UBS has revised its outlook on US equities from Attractive to Neutral. The recent market rally, with the S&P 500 rising 11% since 10 April, has eliminated much of the earlier pessimism related to the White House’s tariffs.
The investment bank initially upgraded US stocks, anticipating an overreaction to trade risks. With market sentiment improving and valuations stabilising, UBS now views the risk-reward balance as even.
Cooling Off Period
UBS noted that the 90-day cooling-off period between the US and China has eased tensions. However, there remains uncertainty about whether this temporary truce will lead to a lasting agreement.
While acknowledging a positive tone in negotiations, UBS is cautious about potential obstacles and possible market volatility. Importantly, UBS clarifies that it is not adopting a bearish stance.
It continues to advise maintaining a full strategic allocation to US equities. The bank predicts that stocks will increase over the next year.
What this all translates to is a formal admission that the earlier call of ‘Attractive’ no longer holds the same weight under current conditions. The earlier optimism, triggered by falling prices and fears overshooting reality, has now been tempered by a swift market comeback. As the S&P 500 has recovered strongly—up over 11% in a matter of weeks—the opportunity-to-risk ratio has flattened. Traders who were once rewarded for stepping in when many were retreating now face returns that are more closely matched to underlying risks.
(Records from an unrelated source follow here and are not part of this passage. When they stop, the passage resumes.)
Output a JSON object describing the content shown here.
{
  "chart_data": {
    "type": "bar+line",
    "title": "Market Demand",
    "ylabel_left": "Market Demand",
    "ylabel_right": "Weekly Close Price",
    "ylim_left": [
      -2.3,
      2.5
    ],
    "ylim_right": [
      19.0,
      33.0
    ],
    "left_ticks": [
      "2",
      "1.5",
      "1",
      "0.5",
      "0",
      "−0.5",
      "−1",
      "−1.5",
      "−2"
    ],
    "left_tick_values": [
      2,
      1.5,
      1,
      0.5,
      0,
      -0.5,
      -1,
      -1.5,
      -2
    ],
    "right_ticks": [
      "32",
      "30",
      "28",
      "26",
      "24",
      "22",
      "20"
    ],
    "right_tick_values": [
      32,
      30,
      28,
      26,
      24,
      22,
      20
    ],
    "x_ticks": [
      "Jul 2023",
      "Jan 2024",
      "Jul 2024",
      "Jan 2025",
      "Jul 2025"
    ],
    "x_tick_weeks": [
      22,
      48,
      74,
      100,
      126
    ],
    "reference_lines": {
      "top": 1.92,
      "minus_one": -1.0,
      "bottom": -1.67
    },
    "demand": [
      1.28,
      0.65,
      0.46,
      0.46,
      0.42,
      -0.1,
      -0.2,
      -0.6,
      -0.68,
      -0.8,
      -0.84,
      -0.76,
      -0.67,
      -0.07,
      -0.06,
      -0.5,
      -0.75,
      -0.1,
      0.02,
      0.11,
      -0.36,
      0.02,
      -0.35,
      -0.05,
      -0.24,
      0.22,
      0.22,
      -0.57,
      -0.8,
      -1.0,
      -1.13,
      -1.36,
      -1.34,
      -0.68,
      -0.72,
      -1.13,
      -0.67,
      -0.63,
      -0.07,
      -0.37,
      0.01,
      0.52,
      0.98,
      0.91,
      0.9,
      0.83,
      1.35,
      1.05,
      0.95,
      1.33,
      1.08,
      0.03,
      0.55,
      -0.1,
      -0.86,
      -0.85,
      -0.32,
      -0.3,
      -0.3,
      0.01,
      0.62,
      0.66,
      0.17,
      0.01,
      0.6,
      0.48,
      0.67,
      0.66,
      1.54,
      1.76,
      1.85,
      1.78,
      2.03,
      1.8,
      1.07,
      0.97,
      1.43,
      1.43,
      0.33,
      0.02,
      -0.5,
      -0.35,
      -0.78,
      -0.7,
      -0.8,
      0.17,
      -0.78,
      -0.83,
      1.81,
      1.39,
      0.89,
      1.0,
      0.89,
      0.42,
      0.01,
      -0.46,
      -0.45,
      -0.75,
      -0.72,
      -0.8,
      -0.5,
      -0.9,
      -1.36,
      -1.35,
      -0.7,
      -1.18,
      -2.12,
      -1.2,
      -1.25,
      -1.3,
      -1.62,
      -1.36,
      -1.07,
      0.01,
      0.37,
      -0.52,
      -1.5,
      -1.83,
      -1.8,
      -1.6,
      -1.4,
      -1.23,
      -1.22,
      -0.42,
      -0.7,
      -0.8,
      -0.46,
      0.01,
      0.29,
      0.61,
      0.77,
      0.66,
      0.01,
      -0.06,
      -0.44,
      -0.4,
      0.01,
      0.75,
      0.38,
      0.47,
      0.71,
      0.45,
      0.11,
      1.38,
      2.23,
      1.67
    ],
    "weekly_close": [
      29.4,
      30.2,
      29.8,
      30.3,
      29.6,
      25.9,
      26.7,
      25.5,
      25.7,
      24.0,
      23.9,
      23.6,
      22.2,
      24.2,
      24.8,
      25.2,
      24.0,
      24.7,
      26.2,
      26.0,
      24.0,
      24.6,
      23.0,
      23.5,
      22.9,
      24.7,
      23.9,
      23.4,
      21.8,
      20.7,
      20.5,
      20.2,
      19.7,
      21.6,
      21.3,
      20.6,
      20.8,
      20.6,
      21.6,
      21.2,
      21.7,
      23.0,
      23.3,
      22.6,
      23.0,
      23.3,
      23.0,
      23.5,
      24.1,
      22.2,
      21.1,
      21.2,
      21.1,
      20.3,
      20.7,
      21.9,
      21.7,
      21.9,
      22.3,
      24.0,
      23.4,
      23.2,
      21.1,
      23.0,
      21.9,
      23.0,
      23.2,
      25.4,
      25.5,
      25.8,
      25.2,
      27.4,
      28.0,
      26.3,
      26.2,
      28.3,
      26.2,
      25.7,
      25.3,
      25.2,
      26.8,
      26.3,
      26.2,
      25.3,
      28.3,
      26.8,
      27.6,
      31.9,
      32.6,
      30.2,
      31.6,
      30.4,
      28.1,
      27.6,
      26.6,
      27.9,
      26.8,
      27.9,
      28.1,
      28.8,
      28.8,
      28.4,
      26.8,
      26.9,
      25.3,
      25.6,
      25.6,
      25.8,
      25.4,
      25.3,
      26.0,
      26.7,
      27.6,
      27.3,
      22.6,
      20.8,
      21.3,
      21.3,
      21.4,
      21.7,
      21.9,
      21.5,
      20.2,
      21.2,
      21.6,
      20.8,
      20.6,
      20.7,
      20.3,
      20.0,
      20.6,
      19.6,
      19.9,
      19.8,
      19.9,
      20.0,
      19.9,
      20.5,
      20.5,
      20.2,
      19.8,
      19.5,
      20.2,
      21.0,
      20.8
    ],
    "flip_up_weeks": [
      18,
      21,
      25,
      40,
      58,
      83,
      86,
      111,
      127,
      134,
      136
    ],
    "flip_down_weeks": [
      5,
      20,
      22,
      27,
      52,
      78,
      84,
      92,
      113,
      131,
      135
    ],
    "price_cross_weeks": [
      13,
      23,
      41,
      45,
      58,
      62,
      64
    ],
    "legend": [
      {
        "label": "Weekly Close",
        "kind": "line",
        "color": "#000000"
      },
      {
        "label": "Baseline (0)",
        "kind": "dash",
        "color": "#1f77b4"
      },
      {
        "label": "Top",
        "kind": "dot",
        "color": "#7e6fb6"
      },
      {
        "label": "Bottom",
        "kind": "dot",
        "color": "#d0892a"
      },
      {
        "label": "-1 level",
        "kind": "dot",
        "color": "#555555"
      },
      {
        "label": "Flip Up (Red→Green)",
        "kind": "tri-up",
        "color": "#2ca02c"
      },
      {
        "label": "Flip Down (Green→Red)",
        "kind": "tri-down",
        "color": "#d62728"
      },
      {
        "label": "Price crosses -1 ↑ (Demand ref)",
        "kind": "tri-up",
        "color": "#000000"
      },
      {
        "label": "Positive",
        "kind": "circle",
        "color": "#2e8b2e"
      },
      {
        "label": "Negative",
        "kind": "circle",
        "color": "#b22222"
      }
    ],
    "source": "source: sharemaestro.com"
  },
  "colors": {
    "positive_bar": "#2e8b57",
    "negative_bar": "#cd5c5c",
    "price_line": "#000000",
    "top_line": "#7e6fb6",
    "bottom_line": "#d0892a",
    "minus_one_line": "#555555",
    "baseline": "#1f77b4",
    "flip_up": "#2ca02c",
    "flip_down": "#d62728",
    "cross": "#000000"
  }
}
Market Direction And Strategy
As we parse this, what UBS implies is that while the broader direction of markets may remain upward over the next twelve months, the easy gains from buying on anxiety have likely passed. The market has digested the shock of trade policies faster than expected, and with equities now less cheap, short-term valuations no longer favour aggressive positioning. The truce in trade tensions, though welcomed, is still subject to the fragile nature of international diplomacy.
From our seat, that means being nimble. With the official stance now recalibrated to Neutral, portfolio strategy should lean towards moderation. There’s little reward now in overweight exposure based on old fears that have already subsided. Instead, the question becomes how to hold your line without being lulled into either complacency or overconfidence. Spin-offs from policy talks, a stray comment from either side of the Pacific, or a domestic data point veering off-course—all carry potential to shake sentiment again.
The firm’s clarification that it hasn’t turned negative is important. It’s not about a retreat, but rather a shift in expectations. Holding steady with existing US positions—and resisting the impulse to amplify them—is the message. They expect gains, yes, but not in a straight line and not without some turbulence.
So in practice, we’d say patience and monitoring are preferable here to reaction. Don’t abandon positions, but let fresh allocation decisions hinge on clearer catalysts. Watch short-term sentiment, but don’t build full trades on it. Avoid chasing momentum from the latest bounce—it’s mostly played out. Allocation discipline matters more now.